Shirley écrit peu après un ouvrage de commande, sans grande conviction, un livre sur les sorcières, The Witchcraft of Salem Village (1956), et son deuxième recueil de textes sur ses enfants, Raising demons (1957), moins charmant que Life… On y sent percer de l’acidité.

The Bird’s Nest établissait un rapport métaphorique entre le délabrement de l’immeuble où travaille l’héroïne et son état mental. Dans The Sundial (1958), une maison joue un rôle important. Mais c’est avec le roman suivant, son chef-d’œuvre dans le domaine fantastique, que Shirley Jackson s’intéresse vraiment à une maison qu’elle dote d’une personnalité. Stephen King a dit de The haunting of Hill House (Maison hantée) qu’il s’agissait d’un des plus grands romans d’horreur de tous les temps (2). Il n’est que de lire son Anatomie de l’horreur pour juger de l’enthousiasme de King pour cet ouvrage infiniment subtil, où la terreur naît de peurs diffuses et d’une sensation de malveillance immanente, Robert Wise en a tiré assez vite un film fidèle, sobre et puissant, The Haunting (La Maison du diable — 1963), absolument splendide et complètement angoissant (un récent remake était risible). Les interactions entre Eleanor et Hill House — qui déclenche les manifestations, Hill House ou Eleanor, qui a eu des expériences paranormales dans son enfance ? — les fines notations psychologiques (3) et l’écriture mesurée de Jackson conspirent à la réussite totale du roman. Ce sera tout de suite un succès.

Après Hill House, Shirley Jackson compose encore We have always lived in the Castle (Nous avons toujours habité le Château — 1962), une nouvelle histoire de personnalité double, d’adolescente bizarre vivant dans des fantasmes de meurtre. Des critiques flatteuses saluent l’ouvrage. Mais les problèmes psychologiques, doublés de difficultés physiques, s’aggravent. Shirley Jackson est victime d’une dépression, traverse une phase de complète incapacité à écrire. Elle commence à se rétablir et reprend l’écriture quand, brutalement, elle meurt, le 8 août 1965.

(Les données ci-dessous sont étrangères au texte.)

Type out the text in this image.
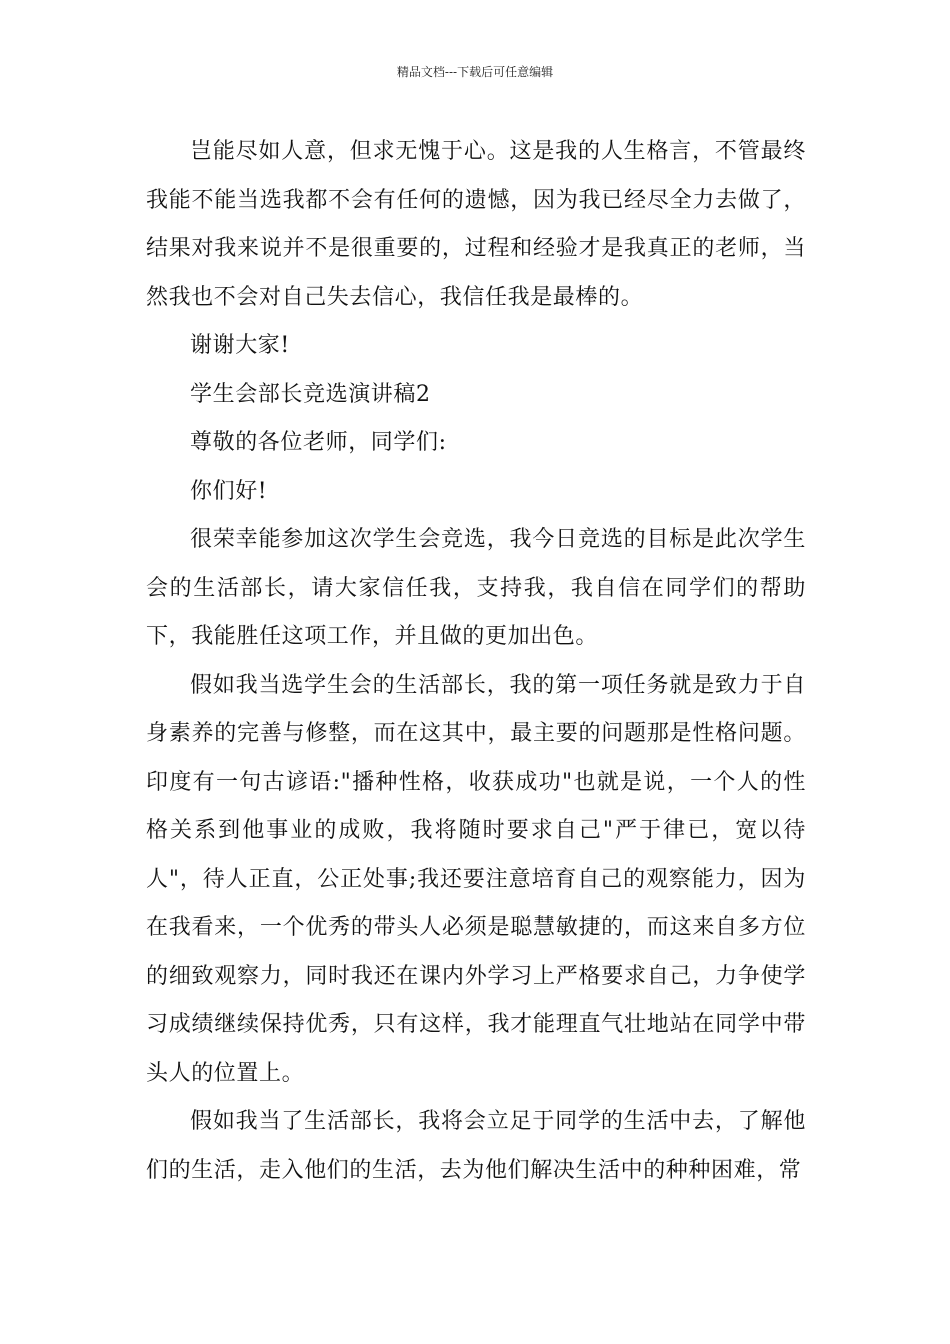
精品文档---下载后可任意编辑

岂能尽如人意，但求无愧于心。这是我的人生格言，不管最终我能不能当选我都不会有任何的遗憾，因为我已经尽全力去做了，结果对我来说并不是很重要的，过程和经验才是我真正的老师，当然我也不会对自己失去信心，我信任我是最棒的。

谢谢大家!

学生会部长竞选演讲稿2

尊敬的各位老师，同学们:

你们好!

很荣幸能参加这次学生会竞选，我今日竞选的目标是此次学生会的生活部长，请大家信任我，支持我，我自信在同学们的帮助下，我能胜任这项工作，并且做的更加出色。

假如我当选学生会的生活部长，我的第一项任务就是致力于自身素养的完善与修整，而在这其中，最主要的问题那是性格问题。印度有一句古谚语:"播种性格，收获成功"也就是说，一个人的性格关系到他事业的成败，我将随时要求自己"严于律已，宽以待人"，待人正直，公正处事;我还要注意培育自己的观察能力，因为在我看来，一个优秀的带头人必须是聪慧敏捷的，而这来自多方位的细致观察力，同时我还在课内外学习上严格要求自己，力争使学习成绩继续保持优秀，只有这样，我才能理直气壮地站在同学中带头人的位置上。

假如我当了生活部长，我将会立足于同学的生活中去，了解他们的生活，走入他们的生活，去为他们解决生活中的种种困难，常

Son mari a publié deux collections posthumes de textes divers, The Magic of Shirley Jackson (1966) et Come along with me (1968). Même si sa production dans le domaine fantastique n’a pas été énorme, Jackson y occupe une importance capitale. Elle appartient à cette dernière génération d’écrivains de formation essentiellement littéraire. Elle a posé, avec des auteurs comme Matheson, Bloch et Leiber, les fondations de l’horreur moderne.

* * *

Cet article, publié initialement sous une forme légèrement différente dans Manticora n°6, décembre 1990, a une dette énorme envers l’excellente biographie de Shirley Jackson écrite par Judy Oppenheimer, Private Demons: The Life of Shirley Jackson.

 

1 — «A goldfish giving birth to a porpoise» : le terme exact serait en français: poisson rouge. Mais l’image du poisson d’or est plus importante.

2 — Charlie est dédié à «Shirley Jackson, qui n’a jamais eu à élever le ton», un don que King peut envier.

3 — Ainsi le doute plane-t-il sur la personne que quitte Théo avant de venir à Hill House, le terme «A friend», employé par Jackson demeurant délibérément ambigu. Le film penche de façon à peine plus tranchée en faveur d’un lesbianisme de Théo. Des rapports troubles entre femmes sont fréquents dans les ouvrages de Jackson.